Diz o senhor Mário Crespo que foi Bob Woodward que o disse. Percebo e concordo perfeitamente. Muito se fala duma campanha negra criada por alguém, com a ajuda de jornalistas, que tentam criar falsas notícias motivadas por interesses ocultos, para prejudicar eu sei quem, em telejornais travestidos. Como se eu não soubesse que o jornalismo já não existe. Como se eu não soubesse que os jornalistas têm de responder perante responsáveis editoriais que respondem perante administrações que respondem perante os seus donos, os patrocinadores. Obrigado pela dica, senhor Mário, mas eu já sabia disso. “Há demasiada publicidade em Portugal”, diz ele. Pois é. Eu percebo!
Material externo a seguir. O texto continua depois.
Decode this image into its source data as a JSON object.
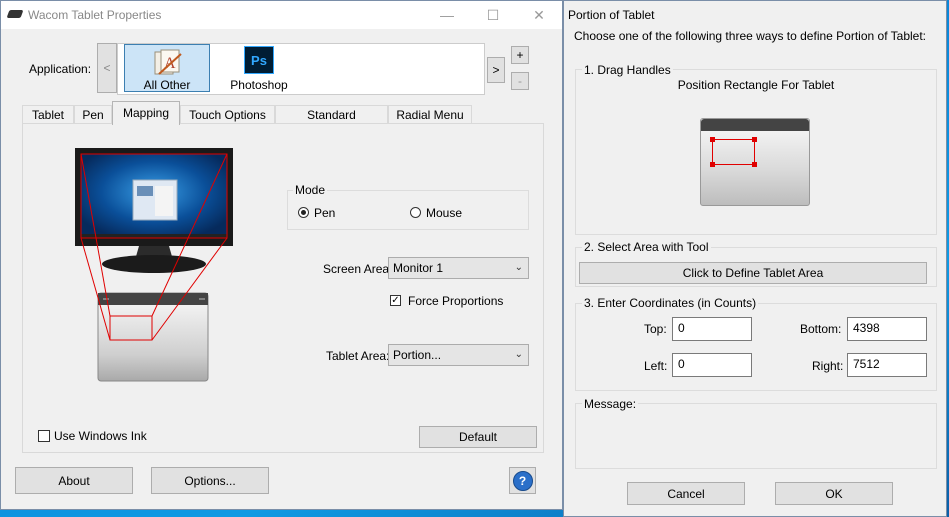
{
  "main_window": {
    "title": "Wacom Tablet Properties",
    "application_label": "Application:",
    "apps": [
      {
        "label": "All Other"
      },
      {
        "label": "Photoshop",
        "icon_text": "Ps"
      }
    ],
    "plus_label": "+",
    "minus_label": "-",
    "left_arrow": "<",
    "right_arrow": ">",
    "tabs": [
      {
        "label": "Tablet"
      },
      {
        "label": "Pen"
      },
      {
        "label": "Mapping"
      },
      {
        "label": "Touch Options"
      },
      {
        "label": "Standard Gestures"
      },
      {
        "label": "Radial Menu"
      }
    ],
    "mode": {
      "label": "Mode",
      "pen_label": "Pen",
      "mouse_label": "Mouse",
      "selected": "Pen"
    },
    "screen_area": {
      "label": "Screen Area:",
      "value": "Monitor 1"
    },
    "force_proportions": {
      "label": "Force Proportions",
      "checked": true
    },
    "tablet_area": {
      "label": "Tablet Area:",
      "value": "Portion..."
    },
    "use_windows_ink": {
      "label": "Use Windows Ink",
      "checked": false
    },
    "default_button": "Default",
    "about_button": "About",
    "options_button": "Options...",
    "help_icon_text": "?"
  },
  "portion_dialog": {
    "title": "Portion of Tablet",
    "instruction": "Choose one of the following three ways to define Portion of Tablet:",
    "drag_handles": {
      "label": "1. Drag Handles",
      "caption": "Position Rectangle For Tablet"
    },
    "select_area": {
      "label": "2. Select Area with Tool",
      "button": "Click to Define Tablet Area"
    },
    "coordinates": {
      "label": "3. Enter Coordinates (in Counts)",
      "top_label": "Top:",
      "top_value": "0",
      "bottom_label": "Bottom:",
      "bottom_value": "4398",
      "left_label": "Left:",
      "left_value": "0",
      "right_label": "Right:",
      "right_value": "7512"
    },
    "message_label": "Message:",
    "cancel_button": "Cancel",
    "ok_button": "OK"
  },
  "colors": {
    "accent_red": "#e00000",
    "selected_app_bg": "#cce4f7",
    "desktop_blue": "#0b86d8"
  }
}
Por curiosidade, decidi ver com mais atenção um espaço de publicidade. Espaço publicitário no intervalo do Jornal da Noite da TVI:
– Banco Totta: um belo musical cantante e dançante ao som de “I need a zero!”. Brilhante. E estes gajos continuam a dar-nos música. Vê-se logo que são estes banqueiros com anúncio bacocos que mandam nisto. Próximo.
– Sociedade Ponto Verde: Umas latinhas a falarem com outras, que querem ser novas coisas depois de recicladas. A normal hipocrisia do “novos negócios verdes”. Tudo pelo ambiente, digo eu. Matéria-prima à borla, é o que eles pensam. Mas pelo menos dão cabo do imenso lixo que faço. Próximo.
– Bellady Wella: um colorante para cabelo que promete 6 semanas de brilho intenso. Juro que não entendo esta “trip” com os cabelos soltos e sedosos e 86% de recomendações de pessoas especializadas em cabelos, e fibra de carbono e pérolas de juguarassi e mais não sei o quê, só para lavar e pintar a porcaria do cabelo. Não entendo. Eu pensava que o que contava era a parte de dentro da cabeça. Pelos vistos não. Próximo.
– Mazda 6: mais um carro amigo do ambiente só porque tem 185cv e é a diesel! Toda a gente sabe que “a diesel” é muito mais amigo do ambiente. Aliás, neste momento, nada ajuda mais o ambiente e o mundo em geral do que comprar um carro! É o que vem em todos os anúncios. E ainda se gabam: “não é para todos!”. Para mim não é de certeza.
– Seguro Directo: um polícia manda encostar um condutor e em vez de pedir os documentos, quer multar o condutor porque ele tem o seguro caro. Bem, se calhar é o que vai mesmo acontecer daqui a uns cinco anos, bastando ao polícia apontar um aparelhómetro qualquer ao chip da matrícula. Assim, até os polícias podem ter mais uma comissão de venda de seguros, a juntar à das multas. Eles merecem.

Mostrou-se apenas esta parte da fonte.